In relation to religious vilification, should we limit freedom of speech?

I’m rapt to be involved in this upcoming debate in Sydney:

one comment ↪
  • examinator

    I would argue that the right to freedom of speech as an absolute does not, can not, exist in a civilised society. Therefore we are talking about freedom of speech in aspirational sense within the parameters of the prevailing (our) culture.
    It then seems to me to be self evident that the question is does our culture respect other cultures?

    If the answer is yes then we should as a cultural 'norm' refrain from attacking or insulting mocking etc the other cultures full stop! Doing any of these to another culture simply isn't being respectful
    Contrary to the often quoted furphy it IS possible to discuss other cultures even disagree with element there of without being disrespectful , insulting et al. Clearly racial vilification simply isn't being respectful it is predicated on the (false) notion that our culture is better and as superior we are then entitled to treat it ( the other culture) with disrespect.
    e.g. Consider the principal involved … If say… I was to tell my female staff that “ all women should be barefoot and pregnant, in the kitchen ” or “You women shouldn't sponge off business/ public service to fund their children” or that “'all women should be obscene and not heard” I'd probably be up for sexual harassment (rightly so). Now, logically how are any of those quips showing respect for women? Simply put it's not. Now the eagle eyed amongst you will be concerned about the second quip. The point there is the difference between a prejudice and a valid comment i.e. the term “ You ….. shouldn't sponge off” clearly a pejorative one, is the offending bit that makes the difference. There is an inherent attitude behind the comments as written that is one of superiority of the speaker and lack of respect for women.
    In principal I have some difficulty with the notion that we have sanctions to socially engineer a change in attitude to show suitable respect for women (so as to treat them as equal not lesser) then why not other people ( men and women) and their culture?
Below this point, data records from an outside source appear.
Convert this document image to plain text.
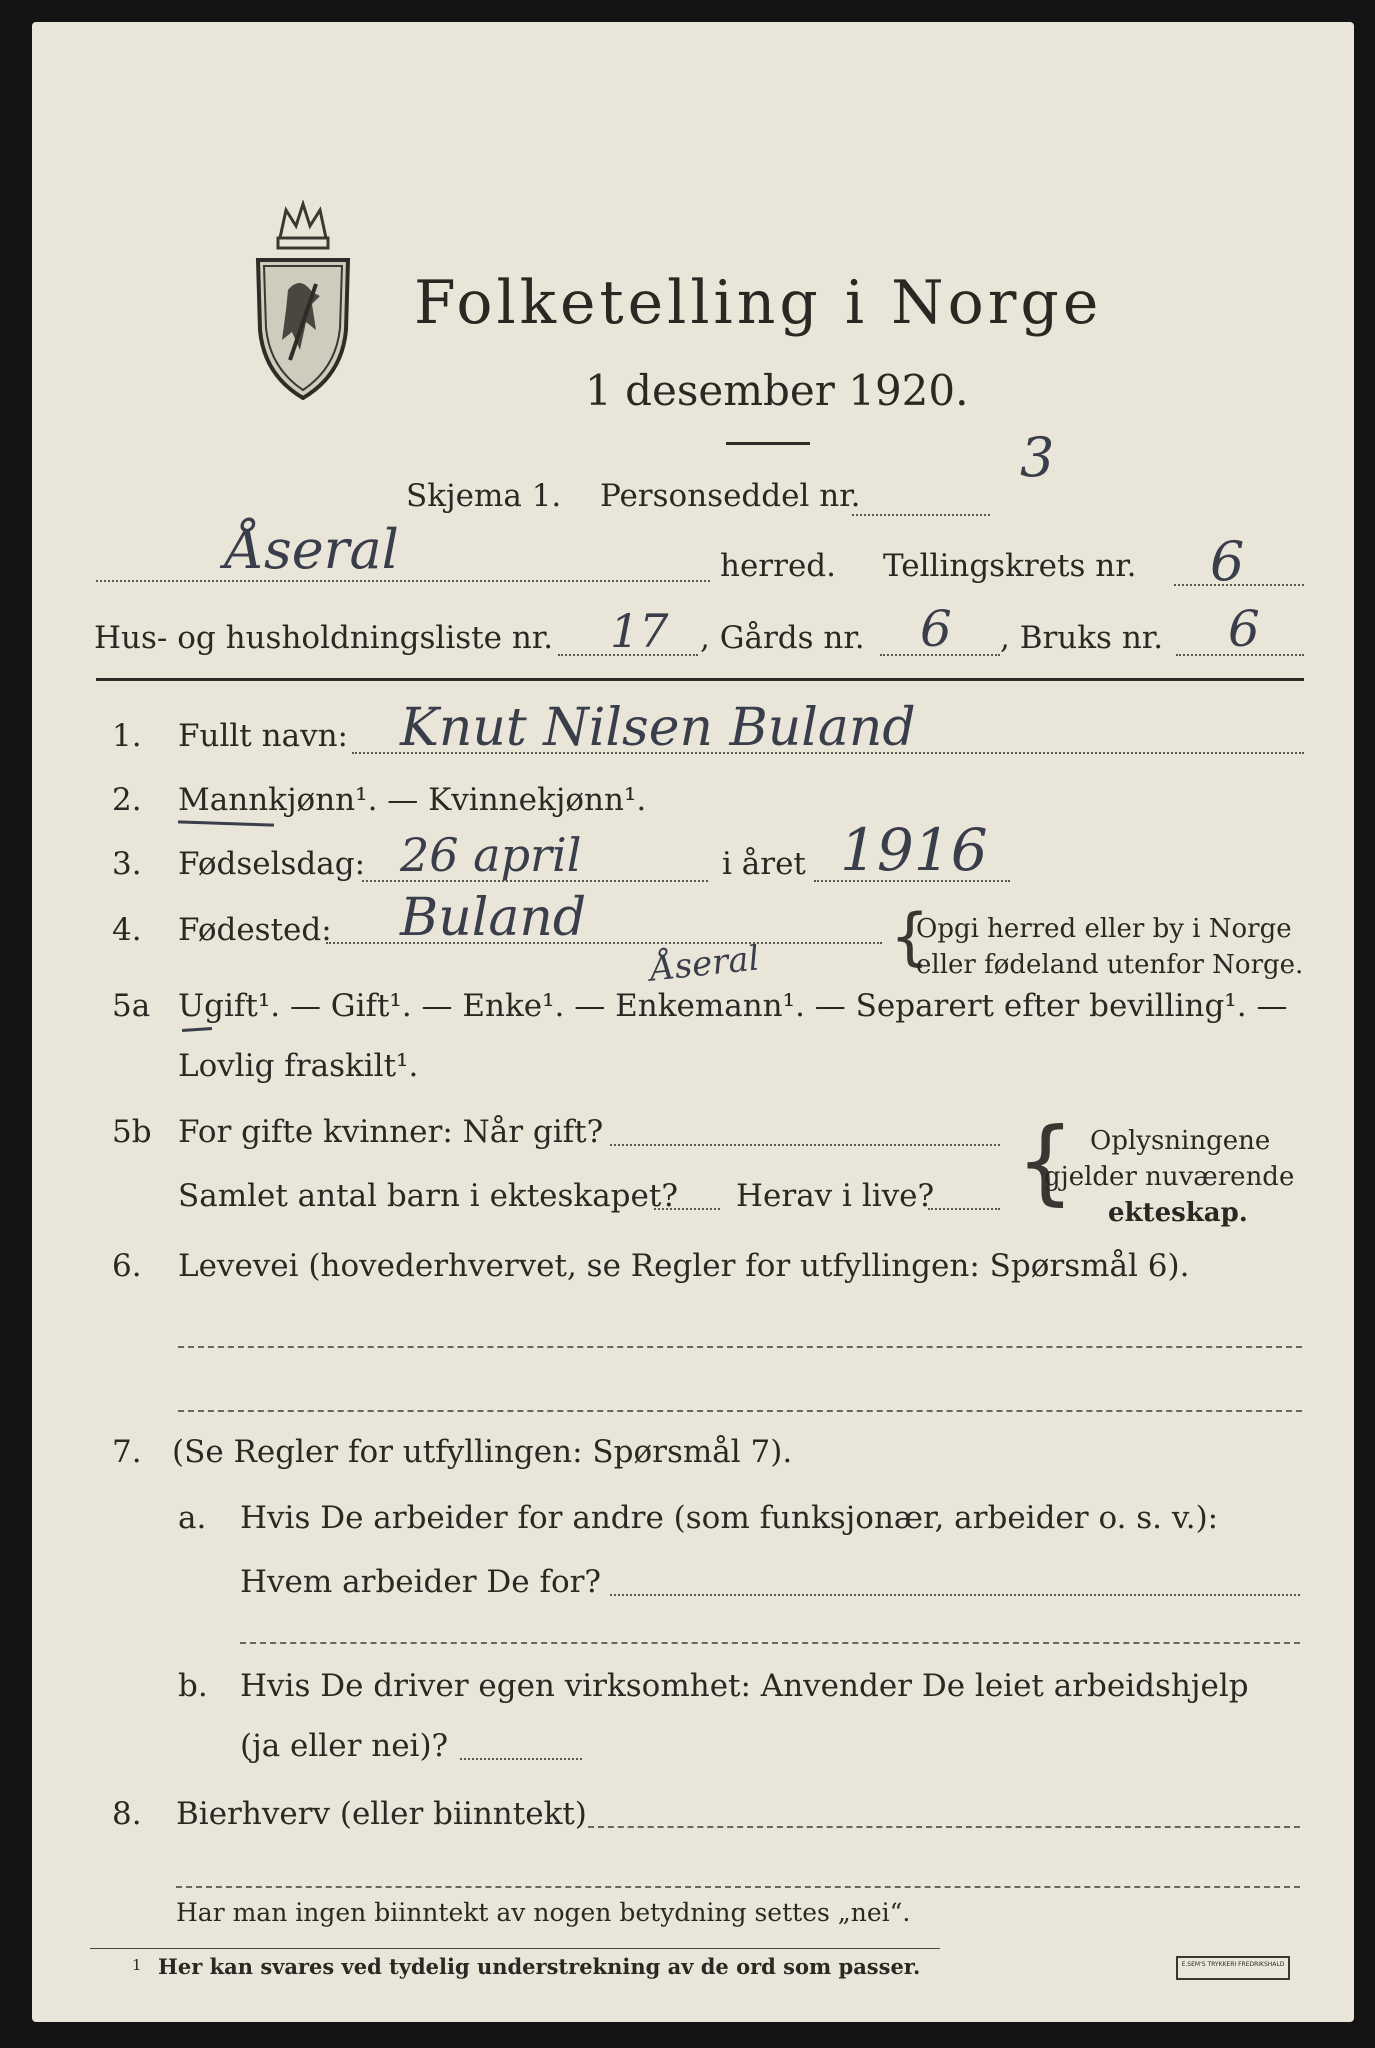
Folketelling i Norge
1 desember 1920.
Skjema 1. Personseddel nr.
3
Åseral	herred. Tellingskrets nr. 6
Hus- og husholdningsliste nr. 17 , Gårds nr. 6 , Bruks nr. 6
1. Fullt navn: Knut Nilsen Buland
2. Mannkjønn¹. — Kvinnekjønn¹.
3. Fødselsdag: 26 april	i året 1916
4. Fødested: Buland
Åseral {
Opgi herred eller by i Norge
eller fødeland utenfor Norge.
5a Ugift¹. — Gift¹. — Enke¹. — Enkemann¹. — Separert efter bevilling¹. —
Lovlig fraskilt¹.
5b For gifte kvinner: Når gift?
Samlet antal barn i ekteskapet? Herav i live? { Oplysningene
gjelder nuværende
ekteskap.
6. Levevei (hovederhvervet, se Regler for utfyllingen: Spørsmål 6).
7. (Se Regler for utfyllingen: Spørsmål 7).
a. Hvis De arbeider for andre (som funksjonær, arbeider o. s. v.):
Hvem arbeider De for?
b. Hvis De driver egen virksomhet: Anvender De leiet arbeidshjelp
(ja eller nei)?
8. Bierhverv (eller biinntekt)
Har man ingen biinntekt av nogen betydning settes „nei“.
1 Her kan svares ved tydelig understrekning av de ord som passer.	E.SEM'S TRYKKERI FREDRIKSHALD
    The next part of the equation is an objective 'anthropological' definition of culture. I set of rules and practices that are the manifestation of survival needs of a society. Many of which are now rituals, where the basis or their reason is lost in time.

    The argument that it's better to have the prejudice out where we can see it, is IMO a cop out, a bended knee to our superiority (sic) over the lessor Compatriots i.e. 'well that's the way they are'…. an excuse to do nothing except tut tut!

    In all my many contacts with the brain damaged street alcoholic through well anyone else I've yet to find some one who isn't capable of modifying their less societally acceptable actions . The two caveats are the extremes of age ( very young children; the senile) and the those who the extremely mentally ill.
    I'd suggest that our freedom to choose still exists … we have the right to transgress and earn the opprobrium of society if we so desire . There has always been antisocial individuals and they rightly have to accept the consequences of their actions.
    PS sorry for the length but the ideas demand explanation.